As we walk along the Via Dolorosa we join the many pilgrims who are following the Stations of the Cross ending at the Church of the Holy Sepulchre, the church built over the place of the crucifixion of Jesus and the burial tomb. Originally built in the Byzantine period, it was partially destroyed during the Persians and Moslem conquests and then rebuilt and slightly altered by the Crusaders. We stroll through the market alleys before departing for Bethlehem, (city of bread), hometown of Jesse, father of King David (I Sam 16:1), and birthplace of Jesus (Mat. 2:1).
A short walk across Manger Square brings us to the well-preserved Byzantine Church of Nativity. First built in the 4th century and enlarged in the 6th, the original mosaic floor is revealed through trapdoors in the later floor. Unlike most churches in the Holy Land the Church of Nativity was not destroyed by the Persian and Moslem conquerors but the entrance was lowered forcing us to crouch as we enter.
If we look carefully we can see the faint Crusader decorations on the columns. Descending to the Grotto of the Nativity we see the star indicating the place of the birth, with the words “Here Jesus Christ was born to the Virgin Mary” in Latin. Opposite are the Manger and the altar dedicated to the three Wise Men. Both the Church and Grotto are Orthodox.

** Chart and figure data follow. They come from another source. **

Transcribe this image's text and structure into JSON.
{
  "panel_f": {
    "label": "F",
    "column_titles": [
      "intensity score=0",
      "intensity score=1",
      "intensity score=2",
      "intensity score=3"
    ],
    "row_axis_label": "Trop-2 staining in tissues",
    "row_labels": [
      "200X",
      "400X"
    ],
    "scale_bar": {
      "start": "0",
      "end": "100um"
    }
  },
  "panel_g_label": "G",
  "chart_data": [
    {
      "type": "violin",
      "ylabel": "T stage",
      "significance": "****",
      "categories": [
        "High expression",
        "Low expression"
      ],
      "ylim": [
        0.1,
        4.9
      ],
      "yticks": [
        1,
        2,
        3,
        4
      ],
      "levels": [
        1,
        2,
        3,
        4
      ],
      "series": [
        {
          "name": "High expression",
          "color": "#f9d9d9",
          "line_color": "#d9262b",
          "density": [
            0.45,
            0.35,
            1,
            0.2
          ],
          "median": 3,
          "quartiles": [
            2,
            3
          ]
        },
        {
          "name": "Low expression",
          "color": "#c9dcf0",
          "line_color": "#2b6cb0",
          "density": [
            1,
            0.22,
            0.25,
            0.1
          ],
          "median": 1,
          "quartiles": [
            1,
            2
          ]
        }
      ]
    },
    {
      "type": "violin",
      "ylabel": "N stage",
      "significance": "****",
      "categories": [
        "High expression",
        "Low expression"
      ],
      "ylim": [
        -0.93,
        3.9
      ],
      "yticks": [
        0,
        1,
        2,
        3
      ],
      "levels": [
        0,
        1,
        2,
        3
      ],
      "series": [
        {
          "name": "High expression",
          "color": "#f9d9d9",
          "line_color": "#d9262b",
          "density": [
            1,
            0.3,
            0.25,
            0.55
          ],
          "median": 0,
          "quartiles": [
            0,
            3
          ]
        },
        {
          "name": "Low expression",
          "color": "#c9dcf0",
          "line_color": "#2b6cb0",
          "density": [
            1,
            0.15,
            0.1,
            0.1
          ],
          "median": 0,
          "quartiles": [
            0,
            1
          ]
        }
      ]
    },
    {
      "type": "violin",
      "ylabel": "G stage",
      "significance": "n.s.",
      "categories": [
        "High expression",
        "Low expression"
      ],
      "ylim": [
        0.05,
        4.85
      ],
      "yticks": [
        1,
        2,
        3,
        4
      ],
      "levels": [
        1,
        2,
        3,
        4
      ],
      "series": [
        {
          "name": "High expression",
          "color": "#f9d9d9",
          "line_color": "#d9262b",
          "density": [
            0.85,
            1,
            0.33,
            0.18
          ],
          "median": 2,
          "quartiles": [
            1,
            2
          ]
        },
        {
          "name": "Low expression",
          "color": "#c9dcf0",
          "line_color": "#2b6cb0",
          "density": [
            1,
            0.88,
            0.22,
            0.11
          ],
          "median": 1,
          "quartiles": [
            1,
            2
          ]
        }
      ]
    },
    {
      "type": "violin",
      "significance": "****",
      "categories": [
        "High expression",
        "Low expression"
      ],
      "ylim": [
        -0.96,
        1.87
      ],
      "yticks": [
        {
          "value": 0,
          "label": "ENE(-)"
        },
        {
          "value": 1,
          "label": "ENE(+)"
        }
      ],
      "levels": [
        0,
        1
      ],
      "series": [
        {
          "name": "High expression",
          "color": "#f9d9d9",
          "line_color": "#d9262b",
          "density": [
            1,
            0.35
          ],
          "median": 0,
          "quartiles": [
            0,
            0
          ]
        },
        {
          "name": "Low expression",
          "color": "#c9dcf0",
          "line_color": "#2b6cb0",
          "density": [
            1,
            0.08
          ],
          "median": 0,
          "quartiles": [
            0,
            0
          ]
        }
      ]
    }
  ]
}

During the centuries after the expulsion of the Crusaders little was done to maintain the Church of Nativity, which suffered both earthquake damage and a fire. Partial restoration was undertaken during the British Mandate and since 1967 extensive repairs have been carried out under Israeli auspices,
As we depart, in the distance we see the Field of Ruth. This is where Ruth the Moabite, daughter-in-law of Naomi, great grandmother of King David, gleaned in the fields of Boaz. (Ruth 2:1ff).